Now back to reality, we finally put out the fire with water from the nearby brook. We entered the bunk-house for our night's sleep. Sunday morning, we awoke early, made our breakfast, then set off with our fishing rods and creel baskets, to follow the mountain stream hoping to catch our limit of twenty-five (25) fish for the day. For better foot control we wore sneakers as we hopped on wet rocks, cris-crossing the stream which varied from three (3) to six (6) feet in width, the to find a small pool of water where the fish lurked. We continued walking "up-stream", sometimes for miles.
On this day of fishing we had additional company, Rudy Ferrari, a Bloomfield farmer, and Clarence Adair also a town citizen.
We covered a lot of distance when we came across a Mexican sheep herder, who informed Rudy that a virgin mountain stream was atop of a steep climb of about one (1) mile. Hardly anyone know of its existence. Except for Clarence, this trio challenged the climb, it wasn't easy, the high altitude shortened our breath, but we came over the top, and the sight of the mountain stream was before us.

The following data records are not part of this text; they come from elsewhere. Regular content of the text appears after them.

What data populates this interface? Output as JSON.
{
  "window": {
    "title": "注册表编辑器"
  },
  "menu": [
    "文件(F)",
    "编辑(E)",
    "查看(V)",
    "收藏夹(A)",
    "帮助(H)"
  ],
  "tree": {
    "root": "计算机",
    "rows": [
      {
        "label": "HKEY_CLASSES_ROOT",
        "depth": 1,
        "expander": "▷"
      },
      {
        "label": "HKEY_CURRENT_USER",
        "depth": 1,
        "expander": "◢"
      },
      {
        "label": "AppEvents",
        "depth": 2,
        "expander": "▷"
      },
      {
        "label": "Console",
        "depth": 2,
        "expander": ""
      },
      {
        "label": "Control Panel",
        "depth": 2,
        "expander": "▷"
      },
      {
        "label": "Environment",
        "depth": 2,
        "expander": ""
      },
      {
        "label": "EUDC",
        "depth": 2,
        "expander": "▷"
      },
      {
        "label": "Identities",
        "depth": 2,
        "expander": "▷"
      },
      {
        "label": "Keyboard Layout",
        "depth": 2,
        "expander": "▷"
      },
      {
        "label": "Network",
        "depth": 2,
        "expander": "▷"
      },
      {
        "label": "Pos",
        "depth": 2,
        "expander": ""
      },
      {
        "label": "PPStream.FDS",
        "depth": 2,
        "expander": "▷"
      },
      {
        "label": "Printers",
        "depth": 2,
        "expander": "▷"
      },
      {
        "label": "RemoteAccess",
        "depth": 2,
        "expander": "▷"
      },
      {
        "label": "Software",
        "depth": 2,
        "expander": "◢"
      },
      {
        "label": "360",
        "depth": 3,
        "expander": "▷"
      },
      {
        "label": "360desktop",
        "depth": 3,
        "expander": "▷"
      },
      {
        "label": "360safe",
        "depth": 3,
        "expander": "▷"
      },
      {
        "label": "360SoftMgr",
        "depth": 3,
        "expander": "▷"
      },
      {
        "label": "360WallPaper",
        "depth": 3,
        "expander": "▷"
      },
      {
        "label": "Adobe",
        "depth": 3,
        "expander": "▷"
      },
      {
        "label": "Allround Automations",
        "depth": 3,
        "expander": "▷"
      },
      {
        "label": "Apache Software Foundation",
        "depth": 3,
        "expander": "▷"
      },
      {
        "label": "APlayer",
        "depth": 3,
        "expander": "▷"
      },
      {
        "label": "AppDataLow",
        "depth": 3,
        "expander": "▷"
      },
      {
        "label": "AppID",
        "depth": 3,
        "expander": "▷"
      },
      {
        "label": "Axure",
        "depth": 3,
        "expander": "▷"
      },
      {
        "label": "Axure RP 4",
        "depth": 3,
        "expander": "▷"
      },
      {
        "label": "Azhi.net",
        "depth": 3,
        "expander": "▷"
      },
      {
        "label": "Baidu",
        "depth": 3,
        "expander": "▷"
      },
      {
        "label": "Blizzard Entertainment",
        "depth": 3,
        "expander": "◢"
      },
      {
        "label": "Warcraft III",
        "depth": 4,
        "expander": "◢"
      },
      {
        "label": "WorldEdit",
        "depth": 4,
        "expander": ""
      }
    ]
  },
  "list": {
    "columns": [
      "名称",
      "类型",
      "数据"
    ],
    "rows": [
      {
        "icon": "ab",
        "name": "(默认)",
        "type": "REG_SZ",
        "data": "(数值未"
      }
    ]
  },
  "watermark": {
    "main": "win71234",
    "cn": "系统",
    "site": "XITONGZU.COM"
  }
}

I discovered from Rudy, (He was able to converse in Spanish with the sheep herder), that we were now atop the Rocky Mountain Continental Divide.
In a short amount of time our trout limit was reached, it was much easier descending the mountain as we walked toward camp. It was a special day for me to remember! To have actually crossed the Continental Divide by foot. Indeed this was a pristine area of land that man rarely set foot on. My feeling was that of an explorer - A Once In A Lifetime Adventure.